Couper les liens politiques avec l’Allemagne tout en maintenant les liens économiques, voilà qui comblerait leurs vœux. Mais comment y arriver ?
Quand perce la rumeur sur les négociations entre Napoléon III et Guillaume III à la mi-mars 1867, elle prend les Luxembourgeois à contre-pied. La solution de l’indépendance garde leur préférence, mais ils commencent à désespérer. Dès lors les différentes catégories sociales commencent à raisonner en fonction de leurs intérêts.
La métallurgie redoute la perte du Zollverein, les catholiques se méfient de la Prusse protestante. Des pétitions sont adressées au roi grand-duc qui laissent entrevoir que si l’indépendance ne peut être maintenue, les préférences des Luxembourgeois iront à la France. Lorsque, au début mai 1867, une solution de compromis s’esquisse, le conseil communal de Luxembourg, dans une pétition au roi grand-duc, parle de « neutralité qui nous menace ».
Les Luxembourgeois vont cependant rapidement s’attacher à leur statut de neutralité qui garantit leur indépendance. Quand, au cours de la guerre de 1870, Bismarck leur reproche leurs sympathies pour la France et que dans une note (3 décembre 1870) il déclare ne plus se sentir tenu par le traité de 1867, les Luxembourgeois réagissent avec vigueur.
Loin d’être résignés comme en 1866-1867, ils témoignent de leur volonté d’indépendance en de grandes manifestations populaires. L’affaire de 1867 a contribué à hâter une prise de conscience nationale.

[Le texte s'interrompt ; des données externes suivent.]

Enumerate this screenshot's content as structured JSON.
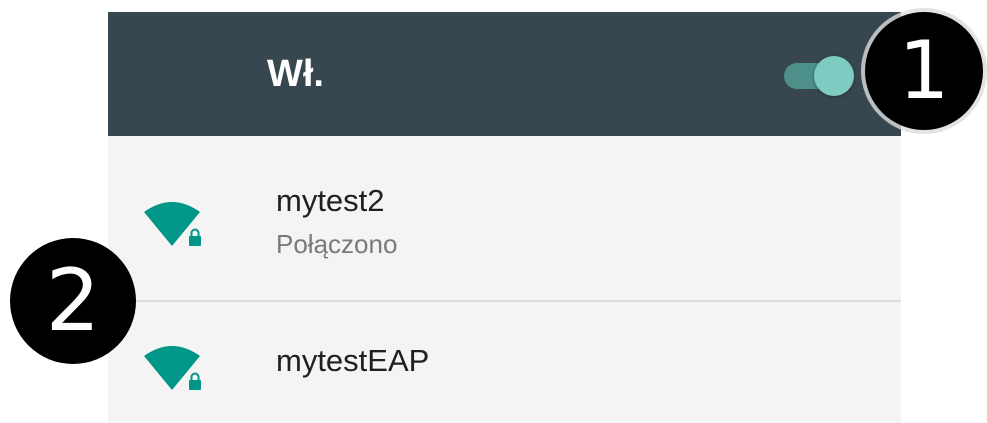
{
  "header": {
    "title": "Wł.",
    "toggle_on": true,
    "colors": {
      "background": "#37474f",
      "toggle_track": "#4d8f89",
      "toggle_thumb": "#7ecbc1"
    }
  },
  "networks": [
    {
      "name": "mytest2",
      "status": "Połączono",
      "icon": "wifi-locked-icon"
    },
    {
      "name": "mytestEAP",
      "icon": "wifi-locked-icon"
    }
  ],
  "callouts": {
    "first": "1",
    "second": "2"
  },
  "accent_color": "#009688"
}
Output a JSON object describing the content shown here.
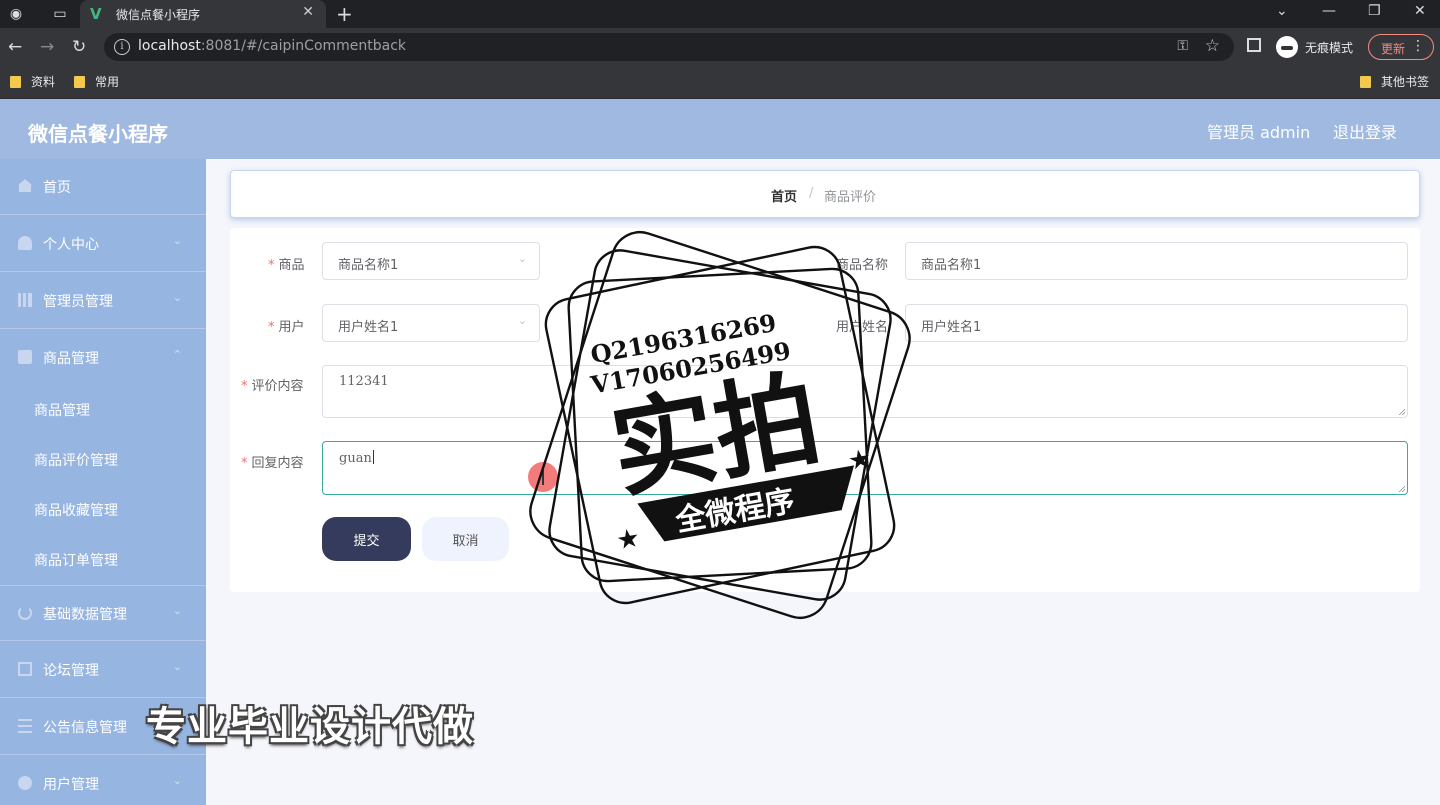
{
  "browser": {
    "tab_title": "微信点餐小程序",
    "url_host": "localhost",
    "url_rest": ":8081/#/caipinCommentback",
    "incognito_label": "无痕模式",
    "update_label": "更新",
    "bookmarks": [
      "资料",
      "常用"
    ],
    "other_bookmarks": "其他书签"
  },
  "header": {
    "brand": "微信点餐小程序",
    "admin_label": "管理员 admin",
    "logout": "退出登录"
  },
  "sidebar": {
    "items": [
      {
        "label": "首页",
        "icon": "home-icon"
      },
      {
        "label": "个人中心",
        "icon": "user-icon"
      },
      {
        "label": "管理员管理",
        "icon": "bar-chart-icon"
      },
      {
        "label": "商品管理",
        "icon": "shopping-bag-icon"
      },
      {
        "label": "基础数据管理",
        "icon": "refresh-icon"
      },
      {
        "label": "论坛管理",
        "icon": "edit-icon"
      },
      {
        "label": "公告信息管理",
        "icon": "list-icon"
      },
      {
        "label": "用户管理",
        "icon": "person-icon"
      }
    ],
    "subitems": [
      "商品管理",
      "商品评价管理",
      "商品收藏管理",
      "商品订单管理"
    ]
  },
  "breadcrumb": {
    "home": "首页",
    "separator": "/",
    "current": "商品评价"
  },
  "form": {
    "goods_label": "商品",
    "goods_value": "商品名称1",
    "goods_name_label": "商品名称",
    "goods_name_value": "商品名称1",
    "user_label": "用户",
    "user_value": "用户姓名1",
    "user_name_label": "用户姓名",
    "user_name_value": "用户姓名1",
    "comment_label": "评价内容",
    "comment_value": "112341",
    "reply_label": "回复内容",
    "reply_value": "guan",
    "required_mark": "*",
    "submit": "提交",
    "cancel": "取消"
  },
  "watermark": {
    "qq": "Q2196316269",
    "wechat": "V17060256499",
    "main": "实拍",
    "ribbon": "全微程序",
    "promo": "专业毕业设计代做"
  },
  "colors": {
    "header_bg": "#9fb9e0",
    "sidebar_bg": "#97b5e1",
    "submit_bg": "#353b5c",
    "required": "#f56c6c",
    "active_border": "#3aa99e"
  }
}
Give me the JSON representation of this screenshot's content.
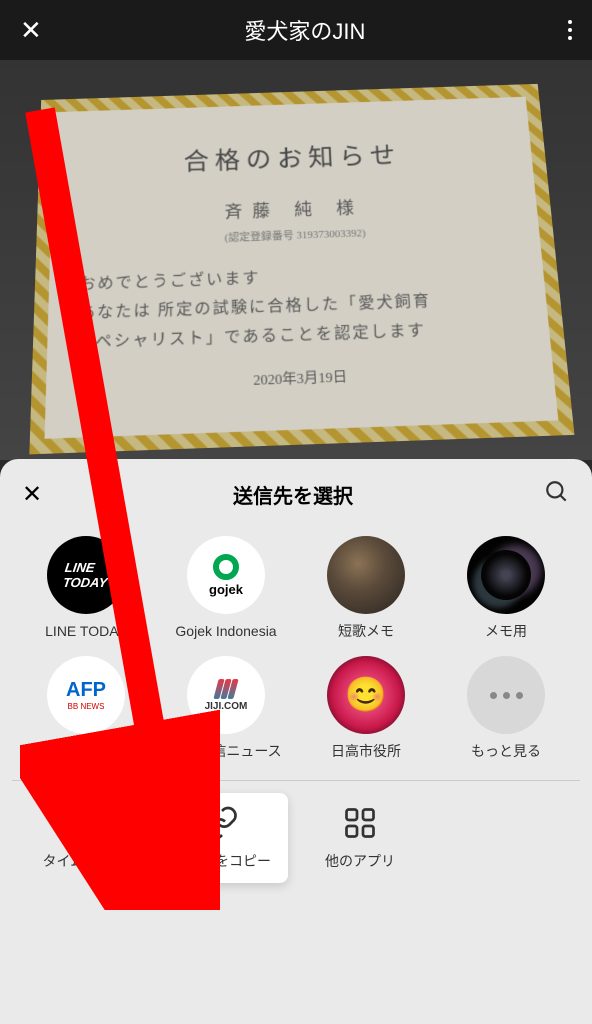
{
  "header": {
    "title": "愛犬家のJIN"
  },
  "certificate": {
    "title": "合格のお知らせ",
    "name": "斉藤 純 様",
    "reg_label": "(認定登録番号",
    "reg_no": "319373003392)",
    "body1": "おめでとうございます",
    "body2": "あなたは 所定の試験に合格した「愛犬飼育",
    "body3": "スペシャリスト」であることを認定します",
    "date": "2020年3月19日"
  },
  "panel": {
    "title": "送信先を選択"
  },
  "destinations": [
    {
      "label": "LINE TODAY"
    },
    {
      "label": "Gojek Indonesia"
    },
    {
      "label": "短歌メモ"
    },
    {
      "label": "メモ用"
    },
    {
      "label": "AFPBB News"
    },
    {
      "label": "時事通信ニュース"
    },
    {
      "label": "日高市役所"
    },
    {
      "label": "もっと見る"
    }
  ],
  "bottom_actions": [
    {
      "label": "タイムライン"
    },
    {
      "label": "リンクをコピー"
    },
    {
      "label": "他のアプリ"
    }
  ],
  "gojek_text": "gojek",
  "line_text1": "LINE",
  "line_text2": "TODAY",
  "afp_text": "AFP",
  "afp_sub": "BB NEWS",
  "jiji_text": "JIJI.COM"
}
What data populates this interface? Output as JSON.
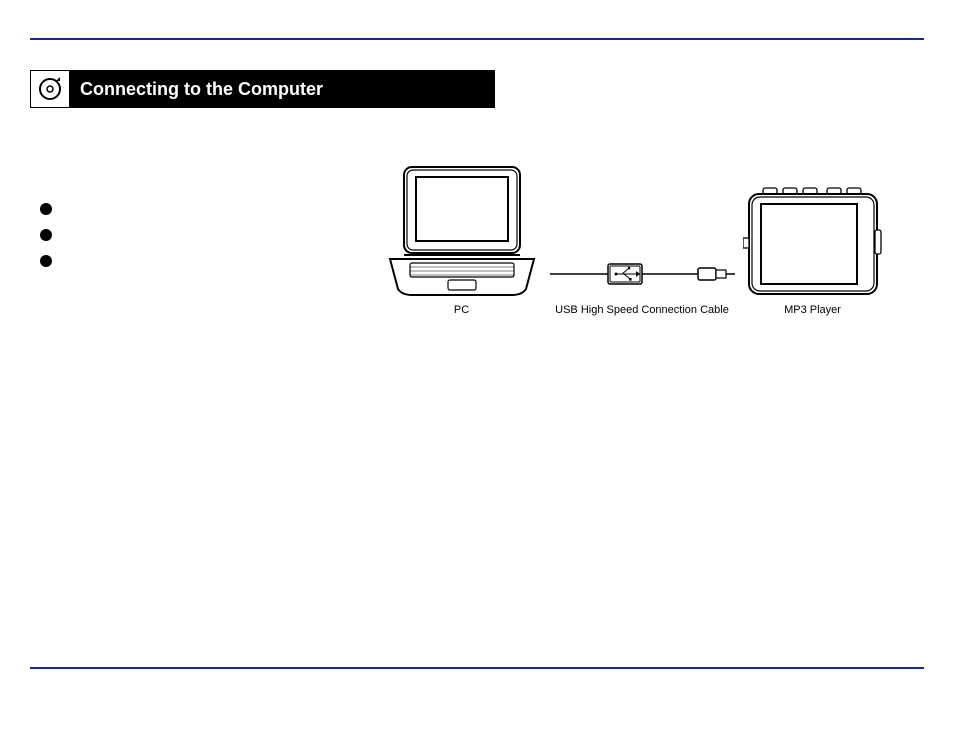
{
  "section_title": "Connecting to the Computer",
  "bullets": [
    {
      "text": ""
    },
    {
      "text": ""
    },
    {
      "text": ""
    }
  ],
  "diagram": {
    "pc_label": "PC",
    "cable_label": "USB High Speed Connection Cable",
    "player_label": "MP3 Player"
  },
  "page_number": ""
}
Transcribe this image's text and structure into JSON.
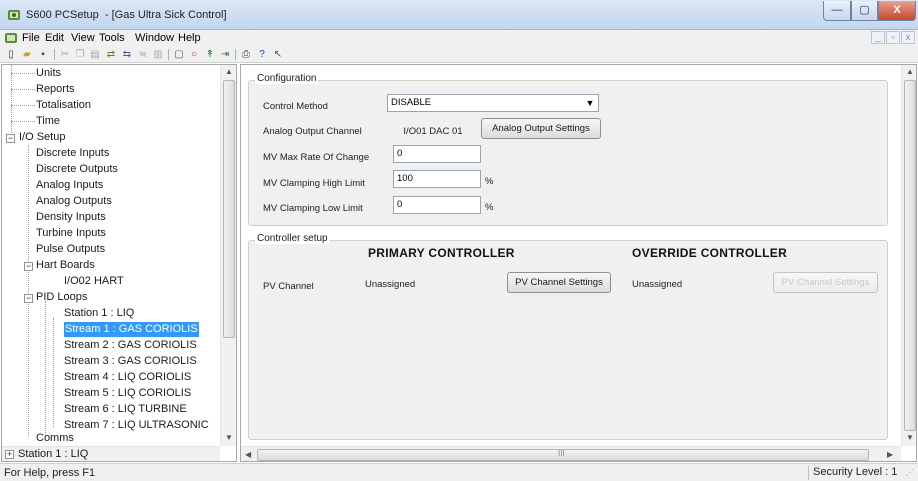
{
  "window": {
    "title": "S600 PCSetup  - [Gas Ultra Sick Control]",
    "min_glyph": "—",
    "max_glyph": "▢",
    "close_glyph": "X"
  },
  "menu": {
    "items": [
      "File",
      "Edit",
      "View",
      "Tools",
      "Window",
      "Help"
    ],
    "mdi_controls": [
      "_",
      "▫",
      "x"
    ]
  },
  "toolbar": {
    "icons": [
      "new-icon",
      "open-icon",
      "save-icon",
      "cut-icon",
      "copy-icon",
      "paste-icon",
      "connect-icon",
      "disconnect-icon",
      "compare-icon",
      "graph-icon",
      "stop-icon",
      "record-icon",
      "transfer-icon",
      "upload-icon",
      "print-icon",
      "help-icon",
      "context-help-icon"
    ]
  },
  "tree": {
    "items": [
      {
        "label": "Units",
        "level": 1
      },
      {
        "label": "Reports",
        "level": 1
      },
      {
        "label": "Totalisation",
        "level": 1
      },
      {
        "label": "Time",
        "level": 1
      },
      {
        "label": "I/O Setup",
        "level": 0,
        "expander": "−"
      },
      {
        "label": "Discrete Inputs",
        "level": 1
      },
      {
        "label": "Discrete Outputs",
        "level": 1
      },
      {
        "label": "Analog Inputs",
        "level": 1
      },
      {
        "label": "Analog Outputs",
        "level": 1
      },
      {
        "label": "Density Inputs",
        "level": 1
      },
      {
        "label": "Turbine Inputs",
        "level": 1
      },
      {
        "label": "Pulse Outputs",
        "level": 1
      },
      {
        "label": "Hart Boards",
        "level": 1,
        "expander": "−"
      },
      {
        "label": "I/O02 HART",
        "level": 2
      },
      {
        "label": "PID Loops",
        "level": 1,
        "expander": "−"
      },
      {
        "label": "Station 1 : LIQ",
        "level": 2
      },
      {
        "label": "Stream 1 : GAS CORIOLIS",
        "level": 2,
        "selected": true
      },
      {
        "label": "Stream 2 : GAS CORIOLIS",
        "level": 2
      },
      {
        "label": "Stream 3 : GAS CORIOLIS",
        "level": 2
      },
      {
        "label": "Stream 4 : LIQ CORIOLIS",
        "level": 2
      },
      {
        "label": "Stream 5 : LIQ CORIOLIS",
        "level": 2
      },
      {
        "label": "Stream 6 : LIQ TURBINE",
        "level": 2
      },
      {
        "label": "Stream 7 : LIQ ULTRASONIC",
        "level": 2
      },
      {
        "label": "Comms",
        "level": 1
      },
      {
        "label": "Station 1 : LIQ",
        "level": 0,
        "expander": "+"
      }
    ]
  },
  "configuration": {
    "group_label": "Configuration",
    "control_method_label": "Control Method",
    "control_method_value": "DISABLE",
    "analog_output_channel_label": "Analog Output Channel",
    "analog_output_channel_value": "I/O01 DAC 01",
    "analog_output_settings_button": "Analog Output Settings",
    "mv_max_rate_label": "MV Max Rate Of Change",
    "mv_max_rate_value": "0",
    "mv_clamp_high_label": "MV Clamping High Limit",
    "mv_clamp_high_value": "100",
    "mv_clamp_high_unit": "%",
    "mv_clamp_low_label": "MV Clamping Low Limit",
    "mv_clamp_low_value": "0",
    "mv_clamp_low_unit": "%"
  },
  "controller_setup": {
    "group_label": "Controller setup",
    "primary_heading": "PRIMARY CONTROLLER",
    "override_heading": "OVERRIDE CONTROLLER",
    "pv_channel_label": "PV Channel",
    "primary_pv_value": "Unassigned",
    "primary_pv_button": "PV Channel Settings",
    "override_pv_value": "Unassigned",
    "override_pv_button": "PV Channel Settings"
  },
  "scroll": {
    "hscroll_thumb_grip": "III"
  },
  "status": {
    "help_text": "For Help, press F1",
    "security_level": "Security Level : 1"
  },
  "colors": {
    "selection": "#3399ff",
    "titlebar": "#c3d6ee",
    "close_button": "#c8462d",
    "panel_bg": "#f0f0f0"
  }
}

Mais cette affaire est aussi une histoire d’argent assez sordide. En plein XIXème siècle, au cœur de l’Europe occidentale, un petit peuple a failli être vendu comme un troupeau au pris de 5 millions de florins, c’est-à-dire 10 750 000 francs or (537 000 napoléons), ce qui fait 53,75 F par tête de Luxembourgeois. Deux détails qui illustrent le côté déplaisant de la transaction. L’indemnité est réglée par un article du traité de cession qui doit rester rigoureusement secret. Le fils aîné du roi, le prince d’Orange, va à Paris en discuter avec l’Empereur et parle de « trouver un moyen de mettre l’indemnité française à l’abri des prodigalités royales ».
Laissons le mot de la fin à Léopold II, roi des Belges, qui aurait bien aimé ramener les Luxembourgeois dans le giron de la Belgique : « Je trouve cette vente des Blancs au cœur de l’Europe une infamie. »

Article de Gilbert Trausch publié dans le n°563 de la revue Historia.

Gilbert Trausch est directeur du Centre d'études et de recherches européennes Robert Schuman à Luxembourg ; il est l'auteur d'une Histoire du Luxembourg, publiée dans la collection "Nations d'Europe" dirigée par Serge Berstein et Pierre Milza (Hatier 1992).